Die Anmeldung liegt jetzt vor, sagte eine Sprecherin des Kartellamts. Beamte der Wettbewerbsbehörde prüften nun, ob die Dokumente vollständig seien. Dann laufe die Prüffrist für das Vorhaben. Das Kartellamt hatte bereits angekündigt, daß die Pläne voraussichtlich nicht nach einer ersten, vierwöchigen Prüfphase gebilligt, sondern einer vertieften, dann insgesamt viermonatigen Prüfung unterzogen werden würden.
Erhebliche Marktmacht
Unter anderem will das Kartellamt die Auswirkungen der Pläne auf den TV-Werbemarkt unter die Lupe nehmen. Auch die Konsequenzen der Übernahme für den Lesermarkt für Kaufzeitungen wie die Bild wollten die Wettbewerbswächter untersuchen. Die Stellung im TV- und im Zeitungsmarkt könnte sich durch die gegenseitige Unterstützung der Medien verstärken.

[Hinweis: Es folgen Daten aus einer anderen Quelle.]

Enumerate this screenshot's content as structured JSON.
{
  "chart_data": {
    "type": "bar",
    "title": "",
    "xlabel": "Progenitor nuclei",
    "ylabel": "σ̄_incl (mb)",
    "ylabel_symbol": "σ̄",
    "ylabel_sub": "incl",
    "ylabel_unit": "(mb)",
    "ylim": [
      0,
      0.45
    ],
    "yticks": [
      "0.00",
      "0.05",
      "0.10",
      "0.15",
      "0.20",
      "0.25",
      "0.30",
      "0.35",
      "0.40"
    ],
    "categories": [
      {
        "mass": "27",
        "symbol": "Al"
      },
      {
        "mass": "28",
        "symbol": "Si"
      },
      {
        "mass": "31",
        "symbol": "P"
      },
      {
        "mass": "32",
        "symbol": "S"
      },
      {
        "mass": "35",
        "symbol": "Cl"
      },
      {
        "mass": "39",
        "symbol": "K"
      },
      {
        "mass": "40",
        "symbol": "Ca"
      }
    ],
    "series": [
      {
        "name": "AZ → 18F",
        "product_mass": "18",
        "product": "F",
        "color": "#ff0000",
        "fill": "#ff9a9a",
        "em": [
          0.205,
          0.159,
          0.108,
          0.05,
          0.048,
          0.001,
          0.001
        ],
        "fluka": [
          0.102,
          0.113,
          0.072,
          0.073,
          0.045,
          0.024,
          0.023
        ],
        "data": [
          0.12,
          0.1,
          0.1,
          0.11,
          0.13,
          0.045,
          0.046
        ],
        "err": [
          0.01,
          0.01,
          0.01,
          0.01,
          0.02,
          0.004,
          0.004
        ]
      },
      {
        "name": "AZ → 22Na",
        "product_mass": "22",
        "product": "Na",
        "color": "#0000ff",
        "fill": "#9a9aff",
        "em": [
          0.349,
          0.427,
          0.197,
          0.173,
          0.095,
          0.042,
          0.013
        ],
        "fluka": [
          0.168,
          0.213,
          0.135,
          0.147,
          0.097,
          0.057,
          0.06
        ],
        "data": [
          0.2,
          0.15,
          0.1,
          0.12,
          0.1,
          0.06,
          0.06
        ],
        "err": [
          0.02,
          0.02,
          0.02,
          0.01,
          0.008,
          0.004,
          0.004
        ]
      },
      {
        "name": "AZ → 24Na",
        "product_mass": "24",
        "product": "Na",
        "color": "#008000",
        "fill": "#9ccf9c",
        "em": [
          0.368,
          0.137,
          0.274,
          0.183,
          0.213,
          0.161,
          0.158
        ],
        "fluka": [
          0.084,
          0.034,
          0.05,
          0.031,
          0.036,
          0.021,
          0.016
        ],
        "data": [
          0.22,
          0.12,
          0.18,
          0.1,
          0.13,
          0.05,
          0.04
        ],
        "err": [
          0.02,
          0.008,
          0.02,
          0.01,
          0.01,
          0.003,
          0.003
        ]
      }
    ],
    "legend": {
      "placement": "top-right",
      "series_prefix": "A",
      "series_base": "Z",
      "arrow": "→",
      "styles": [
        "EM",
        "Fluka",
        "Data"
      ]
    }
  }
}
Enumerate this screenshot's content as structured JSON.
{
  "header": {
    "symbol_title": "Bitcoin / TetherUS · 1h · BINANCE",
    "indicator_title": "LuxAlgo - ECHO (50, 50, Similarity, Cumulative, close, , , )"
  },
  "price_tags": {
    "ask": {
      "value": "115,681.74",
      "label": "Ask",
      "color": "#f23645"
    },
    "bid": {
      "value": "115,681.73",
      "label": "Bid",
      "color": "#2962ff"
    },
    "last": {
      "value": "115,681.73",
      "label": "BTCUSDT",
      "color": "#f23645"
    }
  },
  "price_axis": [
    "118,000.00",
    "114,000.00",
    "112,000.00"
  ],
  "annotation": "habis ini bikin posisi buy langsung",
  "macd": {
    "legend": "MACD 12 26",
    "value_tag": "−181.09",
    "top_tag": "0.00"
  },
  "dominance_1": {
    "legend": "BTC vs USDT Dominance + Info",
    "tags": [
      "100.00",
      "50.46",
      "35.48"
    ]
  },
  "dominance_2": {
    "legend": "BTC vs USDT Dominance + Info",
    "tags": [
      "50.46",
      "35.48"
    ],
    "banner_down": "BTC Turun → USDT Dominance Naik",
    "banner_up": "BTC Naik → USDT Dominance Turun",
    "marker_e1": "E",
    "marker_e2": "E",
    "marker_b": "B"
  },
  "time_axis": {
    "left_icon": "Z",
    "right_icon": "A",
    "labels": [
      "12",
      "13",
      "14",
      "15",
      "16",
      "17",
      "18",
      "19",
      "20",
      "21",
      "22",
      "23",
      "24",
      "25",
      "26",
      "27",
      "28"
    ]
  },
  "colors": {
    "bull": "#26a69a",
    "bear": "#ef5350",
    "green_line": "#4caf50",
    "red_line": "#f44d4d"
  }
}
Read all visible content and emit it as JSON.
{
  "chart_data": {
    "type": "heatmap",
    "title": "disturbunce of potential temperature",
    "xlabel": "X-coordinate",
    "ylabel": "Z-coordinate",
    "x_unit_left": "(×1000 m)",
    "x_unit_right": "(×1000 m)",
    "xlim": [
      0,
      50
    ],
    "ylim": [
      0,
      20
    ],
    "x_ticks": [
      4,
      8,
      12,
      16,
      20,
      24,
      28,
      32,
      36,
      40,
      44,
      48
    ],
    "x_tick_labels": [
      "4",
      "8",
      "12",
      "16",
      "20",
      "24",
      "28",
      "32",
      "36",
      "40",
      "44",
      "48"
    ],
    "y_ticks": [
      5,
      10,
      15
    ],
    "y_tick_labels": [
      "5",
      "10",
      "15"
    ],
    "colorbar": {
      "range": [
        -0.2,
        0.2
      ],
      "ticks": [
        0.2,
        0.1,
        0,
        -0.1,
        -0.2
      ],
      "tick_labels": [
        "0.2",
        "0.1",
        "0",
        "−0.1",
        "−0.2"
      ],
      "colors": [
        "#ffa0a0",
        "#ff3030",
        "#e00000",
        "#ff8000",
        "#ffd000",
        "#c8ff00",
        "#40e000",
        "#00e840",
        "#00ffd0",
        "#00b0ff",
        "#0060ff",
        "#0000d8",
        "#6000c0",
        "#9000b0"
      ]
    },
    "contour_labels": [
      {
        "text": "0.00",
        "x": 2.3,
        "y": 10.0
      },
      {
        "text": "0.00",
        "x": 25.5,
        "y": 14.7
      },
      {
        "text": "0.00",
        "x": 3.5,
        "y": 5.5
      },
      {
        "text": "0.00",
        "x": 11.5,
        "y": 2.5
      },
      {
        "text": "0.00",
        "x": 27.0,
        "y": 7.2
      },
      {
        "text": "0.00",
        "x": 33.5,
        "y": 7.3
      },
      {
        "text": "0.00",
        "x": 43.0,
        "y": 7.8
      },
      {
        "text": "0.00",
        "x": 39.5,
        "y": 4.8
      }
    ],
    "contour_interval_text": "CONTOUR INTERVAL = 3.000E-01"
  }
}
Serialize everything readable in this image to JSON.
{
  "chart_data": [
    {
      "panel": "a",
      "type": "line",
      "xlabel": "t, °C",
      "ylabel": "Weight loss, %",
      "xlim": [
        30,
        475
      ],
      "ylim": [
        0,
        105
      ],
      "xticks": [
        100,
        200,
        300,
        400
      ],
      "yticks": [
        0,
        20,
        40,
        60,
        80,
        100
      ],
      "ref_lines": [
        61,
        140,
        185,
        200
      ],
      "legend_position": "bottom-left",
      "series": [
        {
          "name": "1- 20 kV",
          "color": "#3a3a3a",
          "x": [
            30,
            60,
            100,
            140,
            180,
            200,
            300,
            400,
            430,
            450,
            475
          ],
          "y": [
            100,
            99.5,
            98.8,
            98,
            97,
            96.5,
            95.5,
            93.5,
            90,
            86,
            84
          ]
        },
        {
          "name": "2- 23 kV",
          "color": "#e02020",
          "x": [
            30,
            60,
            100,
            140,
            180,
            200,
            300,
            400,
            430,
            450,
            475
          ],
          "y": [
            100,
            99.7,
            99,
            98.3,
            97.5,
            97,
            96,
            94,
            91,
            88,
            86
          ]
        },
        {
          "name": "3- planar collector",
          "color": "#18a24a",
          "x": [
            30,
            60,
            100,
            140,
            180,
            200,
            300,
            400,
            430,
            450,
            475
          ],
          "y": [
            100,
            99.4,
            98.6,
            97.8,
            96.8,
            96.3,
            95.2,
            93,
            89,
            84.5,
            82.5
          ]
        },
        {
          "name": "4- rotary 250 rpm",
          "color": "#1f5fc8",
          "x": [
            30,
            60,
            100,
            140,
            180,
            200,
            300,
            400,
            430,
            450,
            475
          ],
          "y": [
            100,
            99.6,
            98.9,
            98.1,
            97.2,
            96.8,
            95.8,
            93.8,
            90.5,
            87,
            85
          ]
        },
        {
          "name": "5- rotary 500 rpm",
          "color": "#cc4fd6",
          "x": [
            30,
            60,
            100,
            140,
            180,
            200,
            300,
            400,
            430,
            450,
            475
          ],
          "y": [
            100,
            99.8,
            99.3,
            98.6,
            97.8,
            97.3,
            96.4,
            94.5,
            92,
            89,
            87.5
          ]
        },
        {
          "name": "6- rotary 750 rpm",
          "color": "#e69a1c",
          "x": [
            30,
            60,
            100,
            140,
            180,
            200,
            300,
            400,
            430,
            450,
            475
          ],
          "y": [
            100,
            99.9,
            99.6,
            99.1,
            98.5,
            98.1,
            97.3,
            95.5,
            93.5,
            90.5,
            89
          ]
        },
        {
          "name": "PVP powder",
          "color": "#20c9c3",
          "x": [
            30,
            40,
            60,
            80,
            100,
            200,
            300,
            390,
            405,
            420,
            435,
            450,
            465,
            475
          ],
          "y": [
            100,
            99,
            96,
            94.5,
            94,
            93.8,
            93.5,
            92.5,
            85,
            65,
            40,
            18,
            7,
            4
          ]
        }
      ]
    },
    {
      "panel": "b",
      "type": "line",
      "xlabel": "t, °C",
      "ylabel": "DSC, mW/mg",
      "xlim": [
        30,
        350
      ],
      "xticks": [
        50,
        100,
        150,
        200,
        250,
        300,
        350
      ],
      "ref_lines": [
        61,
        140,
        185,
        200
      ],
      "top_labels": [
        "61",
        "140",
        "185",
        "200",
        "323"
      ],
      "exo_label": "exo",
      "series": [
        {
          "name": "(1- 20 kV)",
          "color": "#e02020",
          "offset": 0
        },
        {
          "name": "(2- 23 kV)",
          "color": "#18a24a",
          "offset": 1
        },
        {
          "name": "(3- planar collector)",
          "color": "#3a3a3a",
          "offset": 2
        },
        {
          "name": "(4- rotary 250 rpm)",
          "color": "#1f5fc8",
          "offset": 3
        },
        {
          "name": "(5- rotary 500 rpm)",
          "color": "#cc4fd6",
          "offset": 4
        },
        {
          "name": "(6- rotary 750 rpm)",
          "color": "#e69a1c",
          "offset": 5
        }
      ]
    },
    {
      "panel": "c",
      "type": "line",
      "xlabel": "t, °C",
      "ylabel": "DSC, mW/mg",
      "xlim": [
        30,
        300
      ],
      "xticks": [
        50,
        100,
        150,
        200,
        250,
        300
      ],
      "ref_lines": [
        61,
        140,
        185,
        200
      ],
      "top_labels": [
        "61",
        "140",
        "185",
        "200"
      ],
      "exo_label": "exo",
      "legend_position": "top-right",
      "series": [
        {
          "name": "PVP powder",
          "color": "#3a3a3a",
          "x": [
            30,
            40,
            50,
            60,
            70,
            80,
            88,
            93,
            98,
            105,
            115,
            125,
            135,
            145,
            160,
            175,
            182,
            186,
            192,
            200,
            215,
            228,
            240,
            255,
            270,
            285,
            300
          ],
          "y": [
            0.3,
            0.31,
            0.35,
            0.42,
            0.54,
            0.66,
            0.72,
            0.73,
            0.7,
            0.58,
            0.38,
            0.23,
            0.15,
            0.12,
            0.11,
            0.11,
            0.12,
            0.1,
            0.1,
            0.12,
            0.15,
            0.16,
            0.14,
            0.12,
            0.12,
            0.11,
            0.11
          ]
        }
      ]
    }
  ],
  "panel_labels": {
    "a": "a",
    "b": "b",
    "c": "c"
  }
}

Der Verlag Axel Springer hatte angekündigt, für knapp 2,5 Milliarden Euro die Mehrheit an Pro Sieben Sat.1 übernehmen zu wollen (siehe auch: FAZ.NET-Spezial: Springer plant Fusion mit Pro Sieben Sat.1). Mit der geplanten Verschmelzung entsteht Deutschlands zweitgrößter Medienkonzern nach Bertelsmann, der eine erhebliche Marktmacht erlangt.